3. Upon hearing the learned counsel for the parties and on going through the materials on record, I find that the plaintiff was very much aware of the death of his mother and so, the plaintiff could have taken appropriate steps for substitution of the heirs of the deceased defendant no.6. As per materials on record, the mother of the plaintiff died on September 15, 1997. The plaintiff described the defendant no.6 as proforma defendant and thus, he did not seek any relief against the defendant no.6. For that reason, it is contended before me that since the son of the plaintiff is already in the record, the suit cannot abate and when the plaintiff did not take steps for substitution, the applicants are within their right to file the application for addition of parties under Order 1 Rule 10(2) of the C.P.C. That application for substitution was filed on December 21, 1999, that is, after more that two years from the date of death. Even no steps for setting aside abatement or any application under Order 22 Rule 9 has been filed for substitution of the other heirs of the deceased, defendant no.6.

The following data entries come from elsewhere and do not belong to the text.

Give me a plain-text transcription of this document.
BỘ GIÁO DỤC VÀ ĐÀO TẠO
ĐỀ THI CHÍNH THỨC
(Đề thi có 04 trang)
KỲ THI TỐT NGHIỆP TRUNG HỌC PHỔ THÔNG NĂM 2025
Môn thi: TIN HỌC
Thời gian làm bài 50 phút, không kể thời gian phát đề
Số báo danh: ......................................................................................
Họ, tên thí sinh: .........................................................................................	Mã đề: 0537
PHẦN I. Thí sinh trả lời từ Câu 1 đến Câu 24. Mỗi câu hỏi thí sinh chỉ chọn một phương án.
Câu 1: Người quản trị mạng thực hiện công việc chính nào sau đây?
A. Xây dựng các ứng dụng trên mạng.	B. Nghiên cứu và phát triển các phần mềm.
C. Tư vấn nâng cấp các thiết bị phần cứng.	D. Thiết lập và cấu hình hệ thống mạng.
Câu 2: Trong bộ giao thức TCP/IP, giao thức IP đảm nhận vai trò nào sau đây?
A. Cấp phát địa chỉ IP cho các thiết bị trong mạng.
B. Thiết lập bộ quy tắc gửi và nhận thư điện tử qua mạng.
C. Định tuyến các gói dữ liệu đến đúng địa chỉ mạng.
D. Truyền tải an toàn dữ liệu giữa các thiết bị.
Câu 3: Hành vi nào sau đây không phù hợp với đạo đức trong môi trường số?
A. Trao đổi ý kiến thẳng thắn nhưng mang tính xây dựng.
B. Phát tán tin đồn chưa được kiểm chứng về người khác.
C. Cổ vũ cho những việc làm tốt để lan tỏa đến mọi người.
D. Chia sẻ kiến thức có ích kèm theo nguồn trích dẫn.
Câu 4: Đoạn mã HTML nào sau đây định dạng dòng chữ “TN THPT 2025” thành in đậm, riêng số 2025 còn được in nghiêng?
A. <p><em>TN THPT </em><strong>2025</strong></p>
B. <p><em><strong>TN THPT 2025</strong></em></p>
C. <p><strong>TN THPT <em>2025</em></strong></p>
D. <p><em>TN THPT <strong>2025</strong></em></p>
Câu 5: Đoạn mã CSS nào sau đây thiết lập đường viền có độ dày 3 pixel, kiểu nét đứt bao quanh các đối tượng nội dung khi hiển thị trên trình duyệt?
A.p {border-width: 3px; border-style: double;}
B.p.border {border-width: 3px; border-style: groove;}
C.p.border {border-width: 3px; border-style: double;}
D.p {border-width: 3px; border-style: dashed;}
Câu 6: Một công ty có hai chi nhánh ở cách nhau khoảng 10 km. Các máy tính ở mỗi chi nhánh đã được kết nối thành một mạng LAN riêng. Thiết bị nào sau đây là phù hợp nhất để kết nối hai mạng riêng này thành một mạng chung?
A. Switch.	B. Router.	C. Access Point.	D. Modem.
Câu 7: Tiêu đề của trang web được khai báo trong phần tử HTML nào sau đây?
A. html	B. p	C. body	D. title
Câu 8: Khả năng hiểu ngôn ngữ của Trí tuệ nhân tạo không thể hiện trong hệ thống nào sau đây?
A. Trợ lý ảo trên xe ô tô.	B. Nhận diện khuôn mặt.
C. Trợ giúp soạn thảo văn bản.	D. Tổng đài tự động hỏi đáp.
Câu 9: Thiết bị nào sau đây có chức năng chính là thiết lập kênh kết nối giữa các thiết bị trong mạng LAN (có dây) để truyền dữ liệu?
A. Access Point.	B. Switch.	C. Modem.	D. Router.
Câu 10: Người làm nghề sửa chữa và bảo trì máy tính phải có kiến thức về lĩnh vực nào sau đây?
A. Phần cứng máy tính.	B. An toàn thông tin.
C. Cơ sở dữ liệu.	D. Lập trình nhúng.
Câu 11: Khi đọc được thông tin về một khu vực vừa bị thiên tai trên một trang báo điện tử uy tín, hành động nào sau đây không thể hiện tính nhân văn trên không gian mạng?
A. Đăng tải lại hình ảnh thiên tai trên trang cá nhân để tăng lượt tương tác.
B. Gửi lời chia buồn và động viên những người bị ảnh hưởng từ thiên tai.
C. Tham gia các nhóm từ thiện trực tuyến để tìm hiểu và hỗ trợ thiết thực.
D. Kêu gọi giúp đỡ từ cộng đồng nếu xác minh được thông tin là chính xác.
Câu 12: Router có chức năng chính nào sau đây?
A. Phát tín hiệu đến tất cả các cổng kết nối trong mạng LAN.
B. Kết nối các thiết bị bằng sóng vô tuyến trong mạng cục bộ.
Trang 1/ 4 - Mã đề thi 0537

4. On realising the above such facts, the applicants have come up with the application under Order 1 Rule 10(2) of the C.P.C., inter alia, to avoid hazards of the procedure under Order 22 Rule 4 or under Order 22 Rule 9 of the C.P.C. What cannot be done directly, cannot also be done indirectly. On realising that no such application for substitution has been filed, the applicants have come up with such a prayer for addition of parties after a lapse of more than two years. The learned Trial Judge has rightly observed that such a recourse has been adopted to avoid the limitation, that is, applicable for substitution of the heirs of the deceased defendant. He has rightly commented that if the prayer is allowed, then the limitation imposed by the statute would be meaningless. So, he has rightly rejected the application.

5. So, there is nothing to interfere with the impugned order. This application is dismissed.

6. Considering the circumstances, there will be no order as to costs.

7. Urgent xerox certified copy of this order, if applied for, be supplied to the learned Advocate for the parties on their usual undertaking.